Scenario Planning: Drive Strategic Action And Real ROI

by | Mar 3, 2020 | Announcements

Scenario Planning: Drive Strategic Action And Real ROI

Scenario planning can help your nonprofit prepare for a range of possible futures. First, by helping leadership understand what those futures may look like and grapple with hard questions about disruption and change. Next, by providing a framework for making small, initial strategic side bets—and as conditions change and urgency dictates, for making bigger bets down the road. Scenario planning can be a powerful change management tool for your nonprofit–actually it can set your organization up for getting out ahead of change and directing its course rather than just managing it.

By Matt Ranen April 30, 2020

To succeed in business today, you need the ability to navigate rapidly shifting currents. Traditionally, these have ranged from evolving technologies and new competitors to changing regulations and emerging geopolitical trends. These days, with the COVID-19 epidemic, you are facing even more fundamental questions about the ability for customers to pay, access to critical supply chains, and the health and safety of your workforce. Scenario planning—a process for identifying, and rehearsing strategic options for, various possible futures—was never a luxury before, and as recent events are teaching us, never will be again.

While it draws on trend analysis and forecasting, scenario planning goes beyond thinking about what the future might look like.
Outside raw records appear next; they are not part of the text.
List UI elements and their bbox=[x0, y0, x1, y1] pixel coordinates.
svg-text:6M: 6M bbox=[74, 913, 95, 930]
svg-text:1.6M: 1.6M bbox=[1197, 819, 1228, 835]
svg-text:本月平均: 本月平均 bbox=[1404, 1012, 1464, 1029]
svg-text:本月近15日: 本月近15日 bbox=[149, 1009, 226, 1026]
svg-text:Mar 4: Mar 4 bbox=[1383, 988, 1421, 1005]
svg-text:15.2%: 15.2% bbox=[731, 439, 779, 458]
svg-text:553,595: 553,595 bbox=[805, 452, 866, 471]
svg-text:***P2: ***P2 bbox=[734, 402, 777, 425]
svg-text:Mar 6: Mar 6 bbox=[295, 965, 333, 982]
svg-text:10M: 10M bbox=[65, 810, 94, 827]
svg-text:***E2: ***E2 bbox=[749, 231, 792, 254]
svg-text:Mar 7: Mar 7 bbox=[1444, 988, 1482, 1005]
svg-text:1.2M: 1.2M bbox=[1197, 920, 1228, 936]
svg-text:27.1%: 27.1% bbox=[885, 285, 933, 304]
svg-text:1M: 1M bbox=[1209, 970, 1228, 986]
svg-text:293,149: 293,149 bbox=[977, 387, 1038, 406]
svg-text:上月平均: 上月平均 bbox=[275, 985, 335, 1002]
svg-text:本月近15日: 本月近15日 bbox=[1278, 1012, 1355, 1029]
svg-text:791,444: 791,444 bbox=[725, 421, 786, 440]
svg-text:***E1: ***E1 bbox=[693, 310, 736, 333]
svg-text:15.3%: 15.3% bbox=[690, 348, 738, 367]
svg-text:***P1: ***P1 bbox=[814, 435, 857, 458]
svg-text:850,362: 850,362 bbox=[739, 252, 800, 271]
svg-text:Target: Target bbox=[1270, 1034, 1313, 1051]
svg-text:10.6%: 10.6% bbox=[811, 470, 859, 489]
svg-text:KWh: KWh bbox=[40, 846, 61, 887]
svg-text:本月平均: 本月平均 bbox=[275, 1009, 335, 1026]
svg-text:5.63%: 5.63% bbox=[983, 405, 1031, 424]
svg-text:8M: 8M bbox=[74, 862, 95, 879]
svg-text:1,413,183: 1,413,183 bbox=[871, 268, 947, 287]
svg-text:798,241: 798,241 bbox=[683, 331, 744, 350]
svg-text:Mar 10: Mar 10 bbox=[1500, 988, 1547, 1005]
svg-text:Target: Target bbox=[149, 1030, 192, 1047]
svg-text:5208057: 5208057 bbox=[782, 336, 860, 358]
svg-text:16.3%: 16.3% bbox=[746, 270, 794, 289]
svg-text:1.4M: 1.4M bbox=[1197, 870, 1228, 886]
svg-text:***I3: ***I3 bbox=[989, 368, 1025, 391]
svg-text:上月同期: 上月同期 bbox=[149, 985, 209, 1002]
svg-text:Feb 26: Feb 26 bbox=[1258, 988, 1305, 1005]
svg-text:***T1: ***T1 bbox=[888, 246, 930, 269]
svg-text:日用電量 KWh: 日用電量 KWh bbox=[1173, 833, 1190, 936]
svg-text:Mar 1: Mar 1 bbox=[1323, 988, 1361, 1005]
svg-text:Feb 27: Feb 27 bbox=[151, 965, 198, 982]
When done well, it drives more adaptable, responsive strategy, empowering companies to take action decisively and with confidence— as in the following real-world examples:

 Anticipating a shift toward outcomes-based healthcare, a large healthcare insurer increased investment in its own provider services and added new organizational capability in consumer engagement—and dramatically gained market share.

• Realizing that its market was bifurcating into distinct, winner-take-all, high- and low-end segments, a media company doubled down on its strategy of improving profitably in high-end production.

• Anticipating a market downturn, a real estate company invested in market intelligence with the intent to make multiple acquisitions when the downturn arrived.

Scenario planning helped these organizations better identify and understand the range of possibilities for their future. They then made intelligent strategic side bets, such as a shift to emphasizing marketing or planning corporate acquisitions, using what they learned from the exercise of looking ahead. The result, in every case: a smarter, more future-proof strategy.

How scenario planning works to future-proof strategy

Scenario planning can’t predict the future. There are no data about the future, so even the best industry forecast is just a story based on one particular extrapolation of the past. In reality, the future is uncertain, and there are many plausible stories or forecasts about what it may look like.

What scenario planning can do is help your organization prepare for a range of possible futures. First, by helping leadership understand what those futures may look like and grapple with hard questions about disruption and change. Next, by providing a framework for making small, initial strategic “side bets”—and as conditions change and urgency dictates, for making bigger bets down the road.

By enabling decision-makers to explicitly acknowledge, and then rehearse responses to, a range of possible futures, scenario planning lays the groundwork for responding to change. Instead of creating painstakingly detailed roadmaps to a future that may never arrive, leadership can spend more time scouting shifting terrain and steering the organization in the direction it figures to be the most promising way forward.